Atılan bütün bu adımların tek adam yönetimini koyu bir diktatörlüğe dönüştürmek olduğunu görmek gerekiyor. Burjuva muhalefet sakin sakin seçimlere gitme hayali kuradursun, iktidar her türlü keyfiyete ve baskıya varacak yolların taşlarını özenle döşüyor. Muhalefet açıklandığında kendi başlarına bir etki taşıdığını sandığı yolsuzluk, usulsüzlük dosyalarını art arda kamuoyuna sunuyor. Bu dosyalar açıklandığında, ekonomi batağa saplandığında iktidarın kendiliğinden düşeceği hayali besleniyor. Oysa tek adam yönetiminin sloganı ‘baskı ve terörü artır, iktidara sıkıca yapış’tır. Onlar yolsuzluklar karşısındaki tutumlarını arsızlık ve yüzsüzlük derecesine vardıran tutumlarıyla her türlü ahlaki sınırı çoktan aşmış bulunuyorlar.
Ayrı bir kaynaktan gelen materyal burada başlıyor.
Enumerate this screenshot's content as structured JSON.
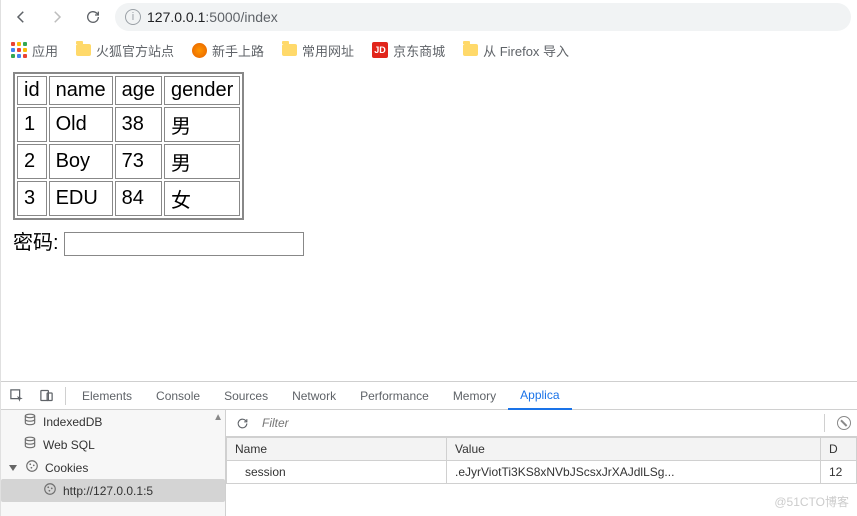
{
  "browser": {
    "url_host": "127.0.0.1",
    "url_port": ":5000",
    "url_path": "/index"
  },
  "bookmarks": {
    "apps": "应用",
    "items": [
      {
        "label": "火狐官方站点",
        "icon": "folder"
      },
      {
        "label": "新手上路",
        "icon": "firefox"
      },
      {
        "label": "常用网址",
        "icon": "folder"
      },
      {
        "label": "京东商城",
        "icon": "jd"
      },
      {
        "label": "从 Firefox 导入",
        "icon": "folder"
      }
    ],
    "jd_text": "JD"
  },
  "table": {
    "headers": [
      "id",
      "name",
      "age",
      "gender"
    ],
    "rows": [
      [
        "1",
        "Old",
        "38",
        "男"
      ],
      [
        "2",
        "Boy",
        "73",
        "男"
      ],
      [
        "3",
        "EDU",
        "84",
        "女"
      ]
    ]
  },
  "password_label": "密码:",
  "devtools": {
    "tabs": [
      "Elements",
      "Console",
      "Sources",
      "Network",
      "Performance",
      "Memory",
      "Applica"
    ],
    "active_tab_index": 6,
    "sidebar": {
      "indexeddb": "IndexedDB",
      "websql": "Web SQL",
      "cookies": "Cookies",
      "cookie_host": "http://127.0.0.1:5"
    },
    "filter_placeholder": "Filter",
    "columns": [
      "Name",
      "Value",
      "D"
    ],
    "cookie_row": {
      "name": "session",
      "value": ".eJyrViotTi3KS8xNVbJScsxJrXAJdlLSg...",
      "d": "12"
    }
  },
  "watermark": "@51CTO博客"
}
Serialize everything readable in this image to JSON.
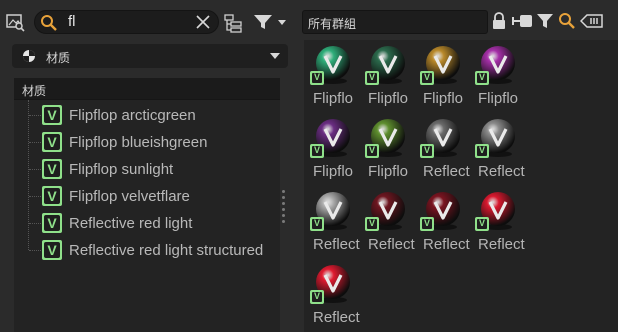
{
  "left_panel": {
    "search": {
      "value": "fl"
    },
    "dropdown": {
      "selected": "材质"
    },
    "tree": {
      "header": "材质",
      "items": [
        {
          "label": "Flipflop arcticgreen",
          "icon": "v-material-icon"
        },
        {
          "label": "Flipflop blueishgreen",
          "icon": "v-material-icon"
        },
        {
          "label": "Flipflop sunlight",
          "icon": "v-material-icon"
        },
        {
          "label": "Flipflop velvetflare",
          "icon": "v-material-icon"
        },
        {
          "label": "Reflective red light",
          "icon": "v-material-icon"
        },
        {
          "label": "Reflective red light structured",
          "icon": "v-material-icon"
        }
      ]
    }
  },
  "right_panel": {
    "group_field": {
      "value": "所有群組"
    },
    "toolbar_icons": [
      "lock-icon",
      "node-link-icon",
      "filter-icon",
      "search-icon",
      "tag-icon"
    ],
    "thumbnails": [
      {
        "label": "Flipflo",
        "color": "#2fae7a"
      },
      {
        "label": "Flipflo",
        "color": "#2b6a4c"
      },
      {
        "label": "Flipflo",
        "color": "#b9892a"
      },
      {
        "label": "Flipflo",
        "color": "#a52fa8"
      },
      {
        "label": "Flipflo",
        "color": "#6a2d82"
      },
      {
        "label": "Flipflo",
        "color": "#5e8e2e"
      },
      {
        "label": "Reflect",
        "color": "#6a6a6a"
      },
      {
        "label": "Reflect",
        "color": "#8a8a8a"
      },
      {
        "label": "Reflect",
        "color": "#a8a8a8"
      },
      {
        "label": "Reflect",
        "color": "#6e1620"
      },
      {
        "label": "Reflect",
        "color": "#7a1420"
      },
      {
        "label": "Reflect",
        "color": "#d8182e"
      },
      {
        "label": "Reflect",
        "color": "#e01a30"
      }
    ]
  },
  "colors": {
    "accent_orange": "#e8a23a",
    "badge_green": "#8fe08a"
  }
}
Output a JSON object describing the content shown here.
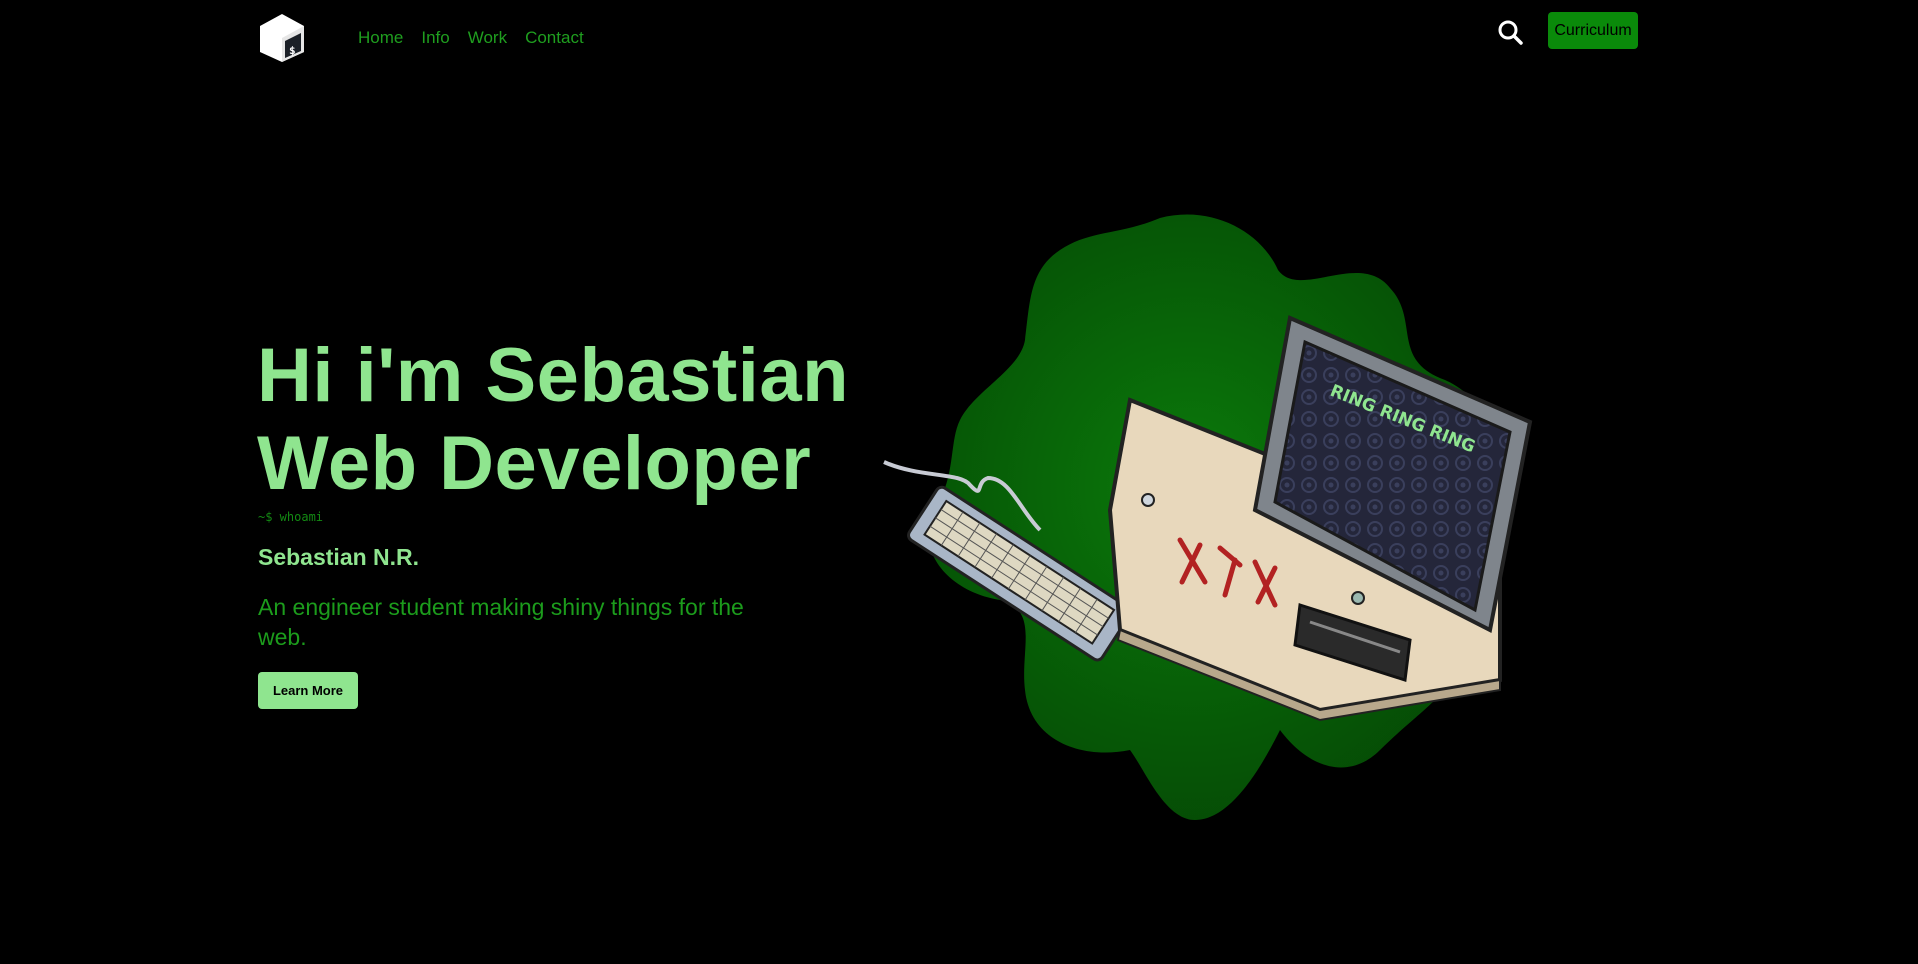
{
  "nav": {
    "logo_icon": "terminal-cube-icon",
    "links": [
      "Home",
      "Info",
      "Work",
      "Contact"
    ],
    "search_icon": "search-icon",
    "cv_label": "Curriculum"
  },
  "hero": {
    "title_line1": "Hi i'm Sebastian",
    "title_line2": "Web Developer",
    "prompt": "~$ whoami",
    "name": "Sebastian N.R.",
    "tagline": "An engineer student making shiny things for the web.",
    "cta_label": "Learn More",
    "screen_text": "RING RING RING"
  },
  "colors": {
    "background": "#000000",
    "accent_light": "#8fe58f",
    "accent_dark": "#0a8a0a",
    "nav_link": "#1f9e1f"
  }
}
Ama işçi ve emekçilerin tek tek iş yerlerinde gerçekleştirdikleri direniş ve eylemler saldırıları sineye çekmekten başka bir yol olduğunu tüm ülkeye gösteriyor. İşçi sınıfı ve emekçi yığınlar arasında küçük bir artışla -satışla- bağıtlanan sözleşmelerin, yeniden ve insanca yaşam koşullarını sağlayacak biçimde yeniden gündeme getirilmesi yönündeki talepler, şimdilik zayıfta olsa duyulamaya başlandı ve bu eğilimin giderek güçlenmesi için her geçen gün gerekçeler artıyor. Kazanılan her mücadele bu yöndeki isteği ve azmi biliyor, büyütüyor. Halkın geniş kesimleri içindeki hoşnutsuzluk ise daha görünür hale geldi.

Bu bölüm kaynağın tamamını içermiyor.